Cette nouvelle séduction du célèbre reporter par l'image animée, le film de Spielberg présenté hier soir à Bruxelles en avant-avant-première mondiale à une poignée de journalistes, l'annonce sans aucun doute avec son rythme soutenu et son esthétique contemporaine unique induite par la technique de la capture de mouvement, utilisée dans le film Avatar de James Cameron. Elle inscrit des mouvements d'acteurs dans des univers d'images de synthèse.
En 107 minutes d'action, pleines d'humour et de citations convaincantes du monde créé par Hergé, le père de E.T. puise dans Le secret de La Licorne et Le crabe aux pinces d'or, deux albums sans lien, qu'il assemble habilement pour créer un divertissement familial dont il a le secret de la recette, et surtout le rêve qu'il a un jour de 1983 exposé à la veuve d'Hergé: faire de Tintin un «Indiana Jones pour enfants». La mort a empêché, cette année-là, les deux hommes de se rencontrer.

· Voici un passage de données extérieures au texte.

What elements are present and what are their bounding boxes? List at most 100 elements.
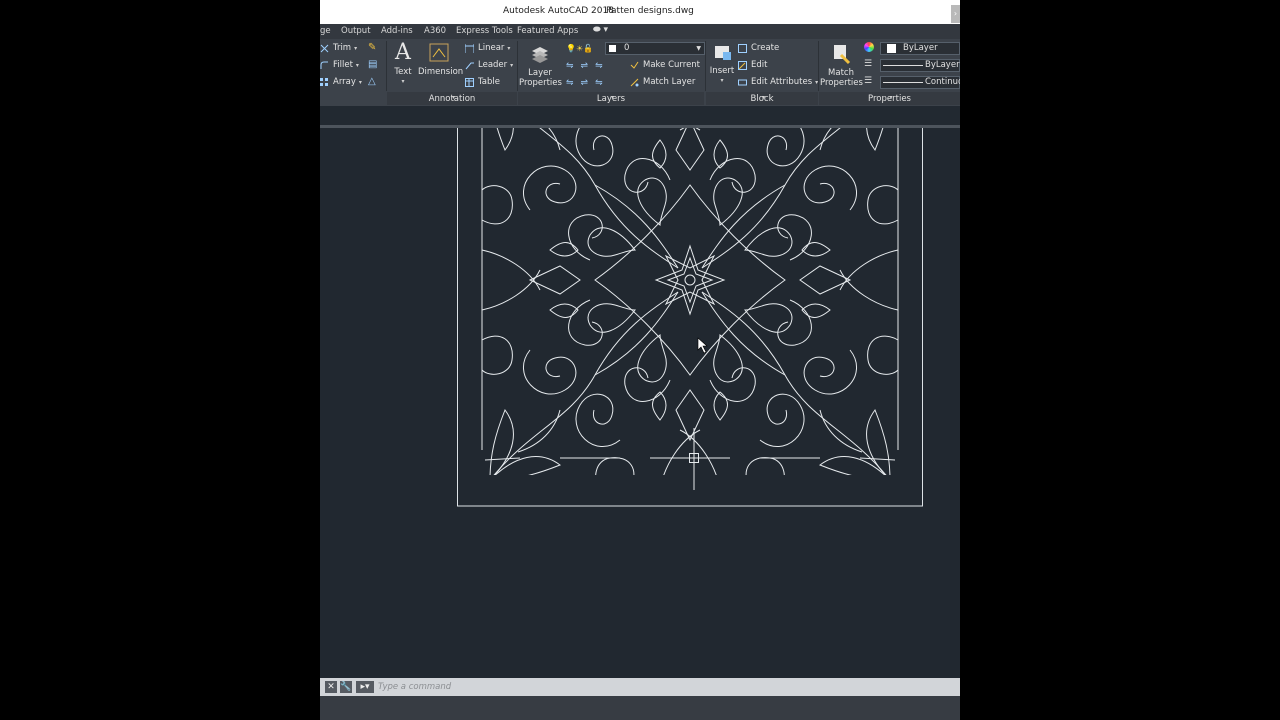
tab-featured-apps[interactable]: Featured Apps <box>517 26 578 36</box>
modify-tool-icon-3[interactable]: △ <box>368 76 376 87</box>
leader-button[interactable]: Leader ▾ <box>465 60 513 70</box>
linetype-line <box>883 82 923 83</box>
title-bar: Autodesk AutoCAD 2018 Patten designs.dwg… <box>320 0 960 24</box>
dimension-icon <box>429 41 449 63</box>
color-swatch <box>887 44 896 53</box>
fillet-label: Fillet <box>333 60 353 70</box>
text-label: Text <box>394 67 412 77</box>
linear-dimension-icon <box>464 43 475 53</box>
annotation-panel-footer[interactable]: Annotation ▾ <box>387 92 517 105</box>
dimension-button[interactable]: Dimension <box>418 41 464 77</box>
make-current-label: Make Current <box>643 60 701 70</box>
leader-icon <box>465 61 474 70</box>
match-properties-icon <box>831 43 851 65</box>
layer-dropdown-value: 0 <box>624 43 630 53</box>
lineweight-dropdown[interactable]: ByLayer <box>880 59 960 72</box>
insert-button[interactable]: Insert ▾ <box>707 43 737 86</box>
create-block-icon <box>738 43 747 53</box>
make-current-icon <box>630 61 639 70</box>
fillet-icon <box>320 61 329 70</box>
make-current-button[interactable]: Make Current <box>630 60 700 70</box>
layer-properties-icon <box>530 43 550 65</box>
linetype-icon[interactable]: ☰ <box>864 76 872 86</box>
match-layer-label: Match Layer <box>643 77 696 87</box>
trim-label: Trim <box>333 43 352 53</box>
tab-manage[interactable]: ge <box>320 26 331 36</box>
command-history-icon[interactable]: ▸▾ <box>356 681 374 693</box>
customize-wrench-icon[interactable]: 🔧 <box>340 681 352 693</box>
linetype-dropdown[interactable]: Continuo <box>880 76 960 89</box>
layer-dropdown[interactable]: 0 ▼ <box>605 42 705 55</box>
edit-attributes-icon <box>738 78 747 87</box>
linetype-dropdown-value: Continuo <box>925 77 960 87</box>
lineweight-dropdown-value: ByLayer <box>925 60 960 70</box>
linear-label: Linear <box>478 43 505 53</box>
layers-panel-footer[interactable]: Layers ▾ <box>518 92 704 105</box>
create-block-button[interactable]: Create <box>738 43 779 53</box>
color-wheel-icon[interactable] <box>864 42 874 52</box>
autocad-window: Autodesk AutoCAD 2018 Patten designs.dwg… <box>320 0 960 720</box>
edit-block-icon <box>738 60 747 70</box>
lineweight-icon[interactable]: ☰ <box>864 59 872 69</box>
text-icon: A <box>395 40 411 65</box>
table-icon <box>465 77 474 87</box>
dimension-label: Dimension <box>418 67 464 77</box>
array-button[interactable]: Array ▾ <box>320 77 362 87</box>
tab-express-tools[interactable]: Express Tools <box>456 26 513 36</box>
match-layer-icon <box>630 78 639 87</box>
layer-properties-button[interactable]: Layer Properties <box>519 43 562 88</box>
tab-a360[interactable]: A360 <box>424 26 446 36</box>
leader-label: Leader <box>478 60 508 70</box>
crosshair-cursor <box>660 428 726 490</box>
table-label: Table <box>478 77 500 87</box>
layer-state-icons[interactable]: 💡☀🔓 <box>566 44 593 53</box>
trim-icon <box>320 44 329 53</box>
lineweight-line <box>883 65 923 66</box>
color-dropdown[interactable]: ByLayer <box>880 42 960 55</box>
match-properties-button[interactable]: Match Properties <box>820 43 863 88</box>
edit-attributes-button[interactable]: Edit Attributes ▾ <box>738 77 818 87</box>
insert-label: Insert <box>709 66 735 76</box>
ribbon: Trim ▾ Fillet ▾ Array ▾ ✎ ▤ △ A Text ▾ Dime… <box>320 39 960 106</box>
fillet-button[interactable]: Fillet ▾ <box>320 60 359 70</box>
workspace-toggle-icon[interactable]: ⬬ ▾ <box>593 25 608 35</box>
app-title: Autodesk AutoCAD 2018 <box>503 6 614 16</box>
array-icon <box>320 77 329 87</box>
layer-tool-icons-row-2[interactable]: ⇋⇌⇋ <box>566 78 610 88</box>
insert-block-icon <box>712 43 732 63</box>
drawing-canvas[interactable] <box>320 105 960 678</box>
array-label: Array <box>333 77 356 87</box>
linear-button[interactable]: Linear ▾ <box>464 43 510 53</box>
ornamental-pattern <box>481 105 899 475</box>
match-layer-button[interactable]: Match Layer <box>630 77 695 87</box>
edit-block-button[interactable]: Edit <box>738 60 767 70</box>
modify-tool-icon-2[interactable]: ▤ <box>368 59 377 70</box>
command-input[interactable]: Type a command <box>378 682 451 692</box>
close-icon[interactable]: ✕ <box>325 681 337 693</box>
layer-tool-icons-row-1[interactable]: ⇋⇌⇋ <box>566 61 610 71</box>
tab-add-ins[interactable]: Add-ins <box>381 26 413 36</box>
edit-label: Edit <box>751 60 768 70</box>
layer-properties-label: Layer Properties <box>519 68 562 88</box>
command-line: ✕ 🔧 ▸▾ Type a command <box>320 678 960 696</box>
edit-attributes-label: Edit Attributes <box>751 77 813 87</box>
create-label: Create <box>751 43 780 53</box>
color-dropdown-value: ByLayer <box>903 43 938 53</box>
mouse-pointer-icon <box>697 337 708 354</box>
file-name: Patten designs.dwg <box>606 6 694 16</box>
trim-button[interactable]: Trim ▾ <box>320 43 357 53</box>
pattern-drawing <box>457 105 923 507</box>
modify-tool-icon-1[interactable]: ✎ <box>368 42 376 53</box>
text-button[interactable]: A Text ▾ <box>392 41 414 87</box>
status-bar <box>320 696 960 720</box>
title-scroll-arrow-icon[interactable]: › <box>951 5 960 23</box>
layer-color-swatch <box>609 45 616 52</box>
tab-output[interactable]: Output <box>341 26 371 36</box>
ribbon-gap <box>320 106 960 126</box>
chevron-down-icon: ▼ <box>696 45 701 52</box>
ribbon-tab-bar: ge Output Add-ins A360 Express Tools Fea… <box>320 24 960 39</box>
properties-panel-footer[interactable]: Properties ▾ <box>819 92 960 105</box>
table-button[interactable]: Table <box>465 77 500 87</box>
match-properties-label: Match Properties <box>820 68 863 88</box>
block-panel-footer[interactable]: Block ▾ <box>706 92 818 105</box>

«Tintin n'avait jamais été bien servi au cinéma... jusqu'à maintenant», résume Benoît Peeters.
Assis dans le lobby du Musée Hergé de Louvain-la-Neuve, Nick Rodwell, grand patron de Moulinsart SA, gardien de la mémoire d'Hergé qui a cédé à Spielberg les droits d'adaptation de Tintin, fait preuve de réserve. Souvent exposé à la critique, depuis deux ans, l'homme a décidé de ne plus parler à des journalistes. Pour Le Devoir, il a fait toutefois hier une petite exception: «Nous sommes heureux d'avoir cette avant-première ici, c'est sûr, dit-il avec son accent d'homme d'affaires britannique devenu le nouveau mari de la veuve d'Hergé. Ça n'aurait pas pu se faire en Slovaquie ou en Pologne. Même si nous allons prendre part aux festivités, nous ne nous arrêtons pas trop à ça, car nous sommes toujours en mouvement.»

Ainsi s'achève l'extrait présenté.